Center a collection of covariance matrices

Center a dataset of covariance matrices by parallel transport

Usage

spd.center(d, covmats, group_by, from_constraints = "", to_constraints = "")

Arguments

d: A dataframe. See details.
covmats: An optional list of covariance matrices.
group_by: Variable in d to group by.
from_constraints: Logical expression indicating subsets to use for group means.
to_constraints: Logical expression indicating subset to use for target mean.

Value

A named list containing the centered covariance matrices, and the target mean covariance.

Details

A convenience wrapper implementing the centering of a covariance matrix valued dataset by parallel transport. The essential goal of this procedure is to accomplish something like the following: We have measured multiple covariance matrices per test subject, and we would like to align the mean covariance of each subject to a common (overall) mean. This is accomplished by

1. Computing the grand mean covariance
2. Computing the mean covariance for each subject
3. Projecting each of the subjects' observations onto the tangent space around their mean
4. Parallel transporting each of these tangent vectors along a geodesic to the grand mean
5. Exponential mapping back onto the space of covariance matrices

Consider a neuroimaging experiment in which we measure functional connectivity (a covariance matrix) in multiple conditions within each subject, including a baseline condition. Let covmats be a list of covariance matrices, and let d be a dataframe (with nrows(d) = length(covmats)) containing columns for Subject and Condition. In order to center each subjects' mean to the grand mean, the user can specify group_by = "Subject" -- leaving the other constraints empty. If the user wished to align the subject baselines to the grand mean baseline, the user can set from_constraints = "Condition == 'Baseline'" -- instructing that only the baseline condition should be used to construct the subject meann -- and set to_constraints the same way.

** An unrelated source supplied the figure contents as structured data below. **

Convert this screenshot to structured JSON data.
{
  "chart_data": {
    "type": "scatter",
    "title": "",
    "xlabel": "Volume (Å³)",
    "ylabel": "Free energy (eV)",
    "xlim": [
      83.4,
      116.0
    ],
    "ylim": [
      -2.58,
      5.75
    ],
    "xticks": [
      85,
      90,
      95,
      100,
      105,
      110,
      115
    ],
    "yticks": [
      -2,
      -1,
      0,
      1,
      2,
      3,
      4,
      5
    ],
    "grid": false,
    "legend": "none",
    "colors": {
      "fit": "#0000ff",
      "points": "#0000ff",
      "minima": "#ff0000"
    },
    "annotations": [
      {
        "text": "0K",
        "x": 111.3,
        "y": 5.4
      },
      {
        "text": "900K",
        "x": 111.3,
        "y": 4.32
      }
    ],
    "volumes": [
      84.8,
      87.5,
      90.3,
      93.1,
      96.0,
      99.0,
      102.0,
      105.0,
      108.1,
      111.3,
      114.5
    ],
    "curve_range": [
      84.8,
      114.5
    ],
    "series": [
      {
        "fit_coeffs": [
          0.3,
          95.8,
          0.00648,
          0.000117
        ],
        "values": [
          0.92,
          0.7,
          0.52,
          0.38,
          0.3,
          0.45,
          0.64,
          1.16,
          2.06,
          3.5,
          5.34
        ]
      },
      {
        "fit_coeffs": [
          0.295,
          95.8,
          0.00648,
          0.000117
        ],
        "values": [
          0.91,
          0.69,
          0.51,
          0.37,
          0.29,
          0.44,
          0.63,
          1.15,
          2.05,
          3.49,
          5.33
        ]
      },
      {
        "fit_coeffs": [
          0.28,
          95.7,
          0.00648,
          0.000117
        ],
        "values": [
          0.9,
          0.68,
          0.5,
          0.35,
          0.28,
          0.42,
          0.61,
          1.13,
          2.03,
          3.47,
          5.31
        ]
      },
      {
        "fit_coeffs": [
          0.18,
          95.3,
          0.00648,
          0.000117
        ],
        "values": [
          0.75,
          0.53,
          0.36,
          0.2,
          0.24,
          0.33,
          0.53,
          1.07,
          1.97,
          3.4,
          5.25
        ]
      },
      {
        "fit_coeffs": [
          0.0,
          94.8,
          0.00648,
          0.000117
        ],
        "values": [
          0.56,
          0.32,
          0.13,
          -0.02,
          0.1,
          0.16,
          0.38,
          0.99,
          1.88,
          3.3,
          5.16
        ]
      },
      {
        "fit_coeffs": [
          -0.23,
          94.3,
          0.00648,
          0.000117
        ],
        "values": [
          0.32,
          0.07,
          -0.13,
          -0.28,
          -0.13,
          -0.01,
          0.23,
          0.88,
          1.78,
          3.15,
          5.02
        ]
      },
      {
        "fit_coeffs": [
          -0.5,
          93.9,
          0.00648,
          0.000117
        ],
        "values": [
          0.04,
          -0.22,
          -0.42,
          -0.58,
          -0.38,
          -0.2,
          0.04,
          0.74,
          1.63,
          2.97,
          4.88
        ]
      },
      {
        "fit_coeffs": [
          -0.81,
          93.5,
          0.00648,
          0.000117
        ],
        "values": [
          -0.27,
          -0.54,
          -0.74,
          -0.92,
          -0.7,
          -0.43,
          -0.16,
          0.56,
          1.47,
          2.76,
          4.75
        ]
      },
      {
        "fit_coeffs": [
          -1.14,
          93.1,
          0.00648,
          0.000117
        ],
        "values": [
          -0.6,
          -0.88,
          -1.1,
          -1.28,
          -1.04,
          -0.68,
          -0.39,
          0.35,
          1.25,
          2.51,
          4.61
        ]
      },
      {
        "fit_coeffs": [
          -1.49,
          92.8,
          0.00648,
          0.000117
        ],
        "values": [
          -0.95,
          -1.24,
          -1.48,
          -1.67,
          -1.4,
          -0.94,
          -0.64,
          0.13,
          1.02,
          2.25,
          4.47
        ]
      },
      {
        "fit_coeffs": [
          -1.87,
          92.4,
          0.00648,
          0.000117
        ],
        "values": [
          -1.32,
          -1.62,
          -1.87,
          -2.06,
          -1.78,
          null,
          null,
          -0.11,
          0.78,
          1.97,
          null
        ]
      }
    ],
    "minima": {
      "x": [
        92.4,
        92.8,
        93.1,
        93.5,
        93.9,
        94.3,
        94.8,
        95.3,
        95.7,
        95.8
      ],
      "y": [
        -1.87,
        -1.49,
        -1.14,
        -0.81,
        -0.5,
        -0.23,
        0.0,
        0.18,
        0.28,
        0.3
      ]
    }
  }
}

More generally, the data are split according to group_by, and the group means are computed using only the observations satisfying from_constraints. The grand mean is then computed using all observations satisfying to_constraints.

Note that, rather than providing a list of covariance matrices, the provided dataframe may include a field named COVMATS containing such a list. In that case, these covariance matrices will be used. Note that if both are provided, the field COVMATS in d will be overwritten.